Dewa Memasak – Bagian 114: Skala pemenang (3)
“Ini sudah ketiga kalinya tetapi tetap tidak bisa terbiasa dengan momen ini.”omel Ala..
“Ini bisa dipahami karena tidak ada momen yang lebih membuatmu gugup dari momen pembacaan hasil, dan bukan hasil kita sendiri, yang sedang kubicarakan.”jawab Joseph pelan.
Pengambilan suara para chef berakhir. Apa yang tersisa sekarang hanyalah mengumumkannya. Salah satu di antara mereka akan merasakan surga dunia dan bagi yang lain hanyalah rasa patah harapan yang begitu dalam karena dia hampir dekat dengan surga.
‘Akan bagus jika mereka bisa mengatasinya dengan baik.’
Meskipun tata lampu bersinar cukup terang, meja masak dan dinding yang berwarna hitam terkesan begitu gelap. Namun, 50 chef yang memakai seragam putih lah yang membuat momen ini begitu sakral dan khidmat.
Pintu terbuka. Melalui pintu dapur yang besar, yang membuatmu berpikir gajah pun bisa masuk melewatiya, tampak Kaya dan Anderson yang terbelalak. Dengan 50 chef di belakangnya, Joseph berkata,
“Kaya! Anderson! Sebelum mengumumkan hasilnya, aku akan memberi selamat pada kalian sejenak. Bukan karena kalian telah memanjat begitu jauh hingga sampai di sini, melainkan karena tidak ada satu orang pun dari 50 chef dibelakangku yang mengatakan hidangan kalian buruk.”

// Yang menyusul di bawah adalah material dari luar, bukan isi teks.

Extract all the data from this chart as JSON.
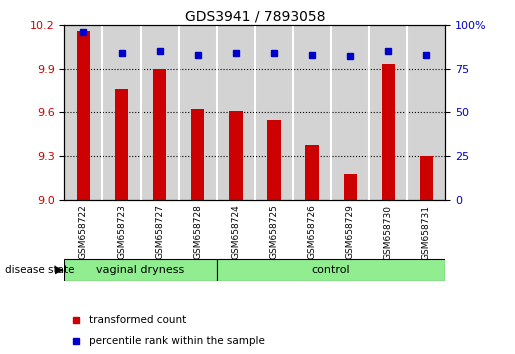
{
  "title": "GDS3941 / 7893058",
  "samples": [
    "GSM658722",
    "GSM658723",
    "GSM658727",
    "GSM658728",
    "GSM658724",
    "GSM658725",
    "GSM658726",
    "GSM658729",
    "GSM658730",
    "GSM658731"
  ],
  "red_values": [
    10.16,
    9.76,
    9.9,
    9.62,
    9.61,
    9.55,
    9.38,
    9.18,
    9.93,
    9.3
  ],
  "blue_values": [
    96,
    84,
    85,
    83,
    84,
    84,
    83,
    82,
    85,
    83
  ],
  "group1_label": "vaginal dryness",
  "group2_label": "control",
  "group1_count": 4,
  "group2_count": 6,
  "ylim_left": [
    9.0,
    10.2
  ],
  "ylim_right": [
    0,
    100
  ],
  "yticks_left": [
    9.0,
    9.3,
    9.6,
    9.9,
    10.2
  ],
  "yticks_right": [
    0,
    25,
    50,
    75,
    100
  ],
  "red_color": "#cc0000",
  "blue_color": "#0000cc",
  "green_bg": "#90ee90",
  "cell_bg": "#d3d3d3",
  "legend_red": "transformed count",
  "legend_blue": "percentile rank within the sample",
  "disease_state_label": "disease state"
}
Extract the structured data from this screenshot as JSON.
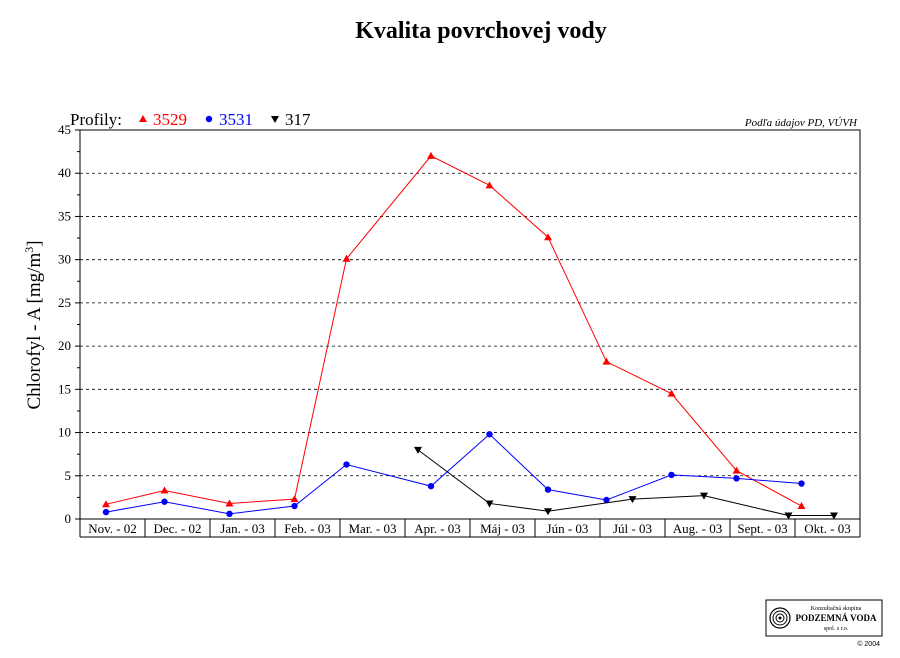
{
  "chart_data": {
    "type": "line",
    "title": "Kvalita povrchovej vody",
    "ylabel_main": "Chlorofyl - A [mg/m",
    "ylabel_sup": "3",
    "ylabel_end": "]",
    "xlabel": "",
    "ylim": [
      0,
      45
    ],
    "yticks": [
      0,
      5,
      10,
      15,
      20,
      25,
      30,
      35,
      40,
      45
    ],
    "grid": "horizontal-dashed",
    "legend_prefix": "Profily:",
    "legend_placement": "top-left",
    "categories": [
      "Nov. - 02",
      "Dec. - 02",
      "Jan. - 03",
      "Feb. - 03",
      "Mar. - 03",
      "Apr. - 03",
      "Máj - 03",
      "Jún - 03",
      "Júl - 03",
      "Aug. - 03",
      "Sept. - 03",
      "Okt. - 03"
    ],
    "series": [
      {
        "name": "3529",
        "color": "#ff0000",
        "marker": "triangle-up",
        "points": [
          [
            0.4,
            1.7
          ],
          [
            1.3,
            3.3
          ],
          [
            2.3,
            1.8
          ],
          [
            3.3,
            2.3
          ],
          [
            4.1,
            30.1
          ],
          [
            5.4,
            42.0
          ],
          [
            6.3,
            38.6
          ],
          [
            7.2,
            32.6
          ],
          [
            8.1,
            18.2
          ],
          [
            9.1,
            14.5
          ],
          [
            10.1,
            5.6
          ],
          [
            11.1,
            1.5
          ]
        ]
      },
      {
        "name": "3531",
        "color": "#0000ff",
        "marker": "circle",
        "points": [
          [
            0.4,
            0.8
          ],
          [
            1.3,
            2.0
          ],
          [
            2.3,
            0.6
          ],
          [
            3.3,
            1.5
          ],
          [
            4.1,
            6.3
          ],
          [
            5.4,
            3.8
          ],
          [
            6.3,
            9.8
          ],
          [
            7.2,
            3.4
          ],
          [
            8.1,
            2.2
          ],
          [
            9.1,
            5.1
          ],
          [
            10.1,
            4.7
          ],
          [
            11.1,
            4.1
          ]
        ]
      },
      {
        "name": "317",
        "color": "#000000",
        "marker": "triangle-down",
        "points": [
          [
            5.2,
            8.0
          ],
          [
            6.3,
            1.8
          ],
          [
            7.2,
            0.9
          ],
          [
            8.5,
            2.3
          ],
          [
            9.6,
            2.7
          ],
          [
            10.9,
            0.4
          ],
          [
            11.6,
            0.4
          ]
        ]
      }
    ]
  },
  "source_note": "Podľa údajov PD, VÚVH",
  "logo": {
    "line1": "Konzultačná skupina",
    "line2": "PODZEMNÁ VODA",
    "line3": "spol. s r.o.",
    "copyright": "© 2004"
  }
}
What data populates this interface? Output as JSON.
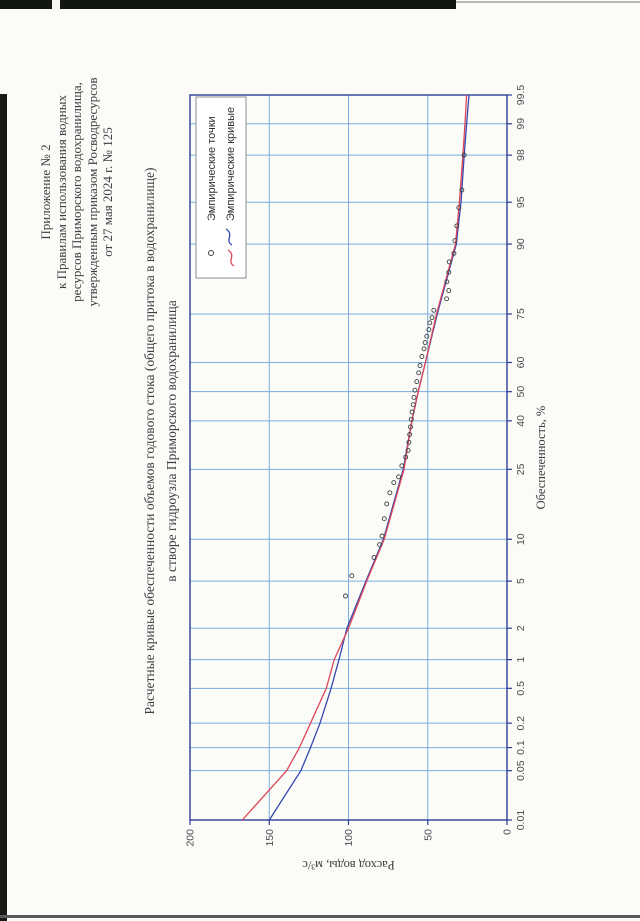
{
  "page": {
    "header_lines": [
      "Приложение № 2",
      "к Правилам использования водных",
      "ресурсов Приморского водохранилища,",
      "утвержденным приказом Росводресурсов",
      "от 27 мая 2024 г. № 125"
    ],
    "title_line1": "Расчетные кривые обеспеченности объемов годового стока (общего притока в водохранилище)",
    "title_line2": "в створе гидроузла Приморского водохранилища"
  },
  "chart_data": {
    "type": "line",
    "x_axis": {
      "label": "Обеспеченность, %",
      "scale": "normal-probability",
      "range": [
        0.01,
        99.5
      ],
      "ticks": [
        0.01,
        0.05,
        0.1,
        0.2,
        0.5,
        1,
        2,
        5,
        10,
        25,
        40,
        50,
        60,
        75,
        90,
        95,
        98,
        99,
        99.5
      ],
      "tick_labels": [
        "0.01",
        "0.05",
        "0.1",
        "0.2",
        "0.5",
        "1",
        "2",
        "5",
        "10",
        "25",
        "40",
        "50",
        "60",
        "75",
        "90",
        "95",
        "98",
        "99",
        "99.5"
      ],
      "grid": true
    },
    "y_axis": {
      "label": "Расход воды, м³/с",
      "range": [
        0,
        200
      ],
      "ticks": [
        0,
        50,
        100,
        150,
        200
      ],
      "grid": true
    },
    "legend": {
      "position": "top-right",
      "entries": [
        {
          "label": "Эмпирические точки",
          "marker": "circle"
        },
        {
          "label": "Эмпирические кривые",
          "marker": "curves"
        }
      ]
    },
    "series": [
      {
        "name": "кривая синяя",
        "color": "#3547ae",
        "points": [
          [
            0.01,
            150
          ],
          [
            0.05,
            130
          ],
          [
            0.1,
            124
          ],
          [
            0.2,
            118
          ],
          [
            0.5,
            111
          ],
          [
            1,
            106
          ],
          [
            2,
            101
          ],
          [
            5,
            89
          ],
          [
            10,
            78
          ],
          [
            25,
            65.5
          ],
          [
            40,
            60
          ],
          [
            50,
            56
          ],
          [
            60,
            51.5
          ],
          [
            75,
            44
          ],
          [
            90,
            32
          ],
          [
            95,
            29
          ],
          [
            98,
            27
          ],
          [
            99,
            25.5
          ],
          [
            99.5,
            24
          ]
        ]
      },
      {
        "name": "кривая красная",
        "color": "#dd4758",
        "points": [
          [
            0.01,
            167
          ],
          [
            0.05,
            139
          ],
          [
            0.1,
            131
          ],
          [
            0.2,
            124
          ],
          [
            0.5,
            114
          ],
          [
            1,
            109
          ],
          [
            2,
            100
          ],
          [
            5,
            88.5
          ],
          [
            10,
            77.5
          ],
          [
            25,
            65
          ],
          [
            40,
            60
          ],
          [
            50,
            56
          ],
          [
            60,
            51.5
          ],
          [
            75,
            44.5
          ],
          [
            90,
            32.5
          ],
          [
            95,
            30
          ],
          [
            98,
            27.8
          ],
          [
            99,
            26.5
          ],
          [
            99.5,
            25.5
          ]
        ]
      }
    ],
    "empirical_points": {
      "color": "#3f4347",
      "points": [
        [
          3.8,
          100
        ],
        [
          5.5,
          96
        ],
        [
          7.5,
          82
        ],
        [
          9.2,
          78.5
        ],
        [
          10.5,
          77
        ],
        [
          13.5,
          75.5
        ],
        [
          16.5,
          74
        ],
        [
          19,
          72
        ],
        [
          21.5,
          69.5
        ],
        [
          23,
          66.5
        ],
        [
          26,
          64.5
        ],
        [
          28.5,
          62
        ],
        [
          30.5,
          60.5
        ],
        [
          33,
          60
        ],
        [
          35.5,
          59.5
        ],
        [
          38,
          59
        ],
        [
          40.5,
          58.5
        ],
        [
          43,
          58
        ],
        [
          45.5,
          57.3
        ],
        [
          48,
          56.8
        ],
        [
          50.5,
          56.2
        ],
        [
          53.5,
          55
        ],
        [
          56.5,
          53.8
        ],
        [
          59,
          53
        ],
        [
          62,
          51.8
        ],
        [
          64.5,
          50.5
        ],
        [
          66.5,
          49.8
        ],
        [
          68.5,
          48.7
        ],
        [
          70.5,
          47.4
        ],
        [
          72.5,
          46.8
        ],
        [
          74,
          45.4
        ],
        [
          76,
          44.3
        ],
        [
          79,
          36.2
        ],
        [
          81,
          34.8
        ],
        [
          83,
          36
        ],
        [
          85,
          34.8
        ],
        [
          87,
          34.6
        ],
        [
          88.5,
          31.6
        ],
        [
          90.5,
          31
        ],
        [
          92.5,
          29.8
        ],
        [
          94.5,
          28.5
        ],
        [
          96,
          26.6
        ],
        [
          98,
          25.1
        ]
      ]
    },
    "colors": {
      "grid": "#7badde",
      "plot_border": "#2e3d96",
      "tick_text": "#4a4e52",
      "axis_title_text": "#3a3e41"
    }
  }
}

“Ditambah lagi, bukan karena temperamen chef yang datang ke sini baik. Karena sejauh yang aku tahu, dari sekian orang yang buruk, mereka yang lebih buruk dari pada tahu yang busuk datang ke sini.”
Mendengar kata-kata Alan, beberapa chef melotot padanya dengan tatapan galak. Alan menyeringai lalu lanjut berkata.
“Kameramen, jika kau penasaran siapa para tahu busuk itu, kau bisa memasukkan para chef yang melotot padaku di layar.”
“…Yaa, siapapun para tahu busuk itu, poinnya adalah ini. Kalian bisa memuaskan para chef yang memiliki standar yang tinggi. Bahkan ada yang bilang ‘Ini adalah menu yang bisa disajikan di restoranku.’. Jika kalian tahu apa yang disandang chef itu, kau akan tahu betapa sulitnya mereka mengatakan ini.”
“Jadi.”kata Emily dengan suara yang bercampur antara gembira dan tidak sabar.
“Pada saat ini, kami merasa senang meski kami harus mengeliminasi satu orang karena aku yakin bahwa meski kalian tereliminasi hari ini, kalian tidak tereliminasi dalam dunia memasak.”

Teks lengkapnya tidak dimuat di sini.